Lorna Jane – Global trade mark portfolio management
Managing the domestic and global trade mark portfolio for Australian activewear company Lorna Jane, covering brand strategy, filing programs, prosecution, renewals, oppositions and removal actions, and enforcement action against infringing conduct on major international e-commerce platforms including TEMU and SHEIN.
Queensland University of Technology – Global licensing of QCAV-4 banana technology
Advising QUT on the global licensing of its QCAV-4 banana, the world's first genetically modified banana approved for commercial production, developed to resist Panama Disease TR4 which threatens the global USD$20 billion banana industry. Work includes negotiating and documenting patent and plant breeders rights licence agreements with US food company Del Monte, advising on field trial obligations, and ongoing advice on the structure and management of the commercialisation framework.
Queensland University of Technology – Biobank collaboration agreement
Advised QUT on the negotiation of a collaboration agreement with a publicly listed biotechnology company governing access to and use of a microbial biobank for commercial and research purposes. Work included drafting template Material Transfer and Licence Agreements to establish legal frameworks for the ongoing scientific and commercial development of the biobank.
Cybersecurity Cooperative Research Centre – IP wind-up, A$100 million research portfolio
Advised the Cybersecurity CRC and its associated company on the management and assignment of IP created across more than 20 research projects on the expiry of the CRC's funding. Work covered the assignment of IP to continuing research and commercialisation entities, the establishment of an IP Trust, related corporate governance and tax issues, wind-up processes and the preparation of Data Custodianship Agreements with total value at A$100 million.

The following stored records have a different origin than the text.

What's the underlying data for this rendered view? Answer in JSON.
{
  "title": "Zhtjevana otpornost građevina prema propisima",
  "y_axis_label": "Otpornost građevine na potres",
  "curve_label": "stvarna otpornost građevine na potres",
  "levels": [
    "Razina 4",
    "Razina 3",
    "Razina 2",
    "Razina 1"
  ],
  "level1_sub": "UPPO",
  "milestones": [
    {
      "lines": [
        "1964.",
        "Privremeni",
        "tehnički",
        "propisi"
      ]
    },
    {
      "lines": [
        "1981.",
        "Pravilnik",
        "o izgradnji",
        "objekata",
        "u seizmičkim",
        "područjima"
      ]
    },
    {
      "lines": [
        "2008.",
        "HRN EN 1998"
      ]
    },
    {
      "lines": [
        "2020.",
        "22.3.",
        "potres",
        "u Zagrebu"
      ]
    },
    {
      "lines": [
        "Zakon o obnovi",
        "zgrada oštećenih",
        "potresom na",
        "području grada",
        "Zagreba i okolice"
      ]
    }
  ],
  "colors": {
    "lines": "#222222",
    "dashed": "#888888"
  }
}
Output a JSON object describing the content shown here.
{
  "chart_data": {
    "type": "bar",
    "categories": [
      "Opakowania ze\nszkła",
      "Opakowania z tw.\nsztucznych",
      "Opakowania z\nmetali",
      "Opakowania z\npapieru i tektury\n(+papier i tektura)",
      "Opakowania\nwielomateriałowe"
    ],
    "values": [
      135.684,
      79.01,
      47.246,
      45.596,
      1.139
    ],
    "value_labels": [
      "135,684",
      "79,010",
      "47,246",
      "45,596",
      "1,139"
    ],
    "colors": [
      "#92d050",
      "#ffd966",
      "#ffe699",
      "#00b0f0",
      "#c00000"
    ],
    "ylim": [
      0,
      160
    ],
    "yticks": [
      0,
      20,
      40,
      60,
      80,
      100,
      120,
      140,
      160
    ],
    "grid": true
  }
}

Aerovation Technologies – IP licensing for defence drone technology with BAE Systems
Advising Aerovation Technologies, owner of aeronautical technology company Innovaero, on intellectual property licensing and distribution arrangements with BAE Systems, one of the world's largest defence contractors, for precision loitering munitions drones developed for Australian Army applications. Work covers the negotiation and documentation of IP licensing and distribution agreements for this specialised defence technology.
ADCO Constructions – Trade mark registration and prosecution
Advised ADCO Constructions, one of Australia's oldest construction companies, on trade mark clearance and registration for its new related entity Blue by ADCO. Work covered clearance searches across the register and common law sources, filing strategy, management of an adverse examination report, and negotiation of consent letters with third-party mark owners.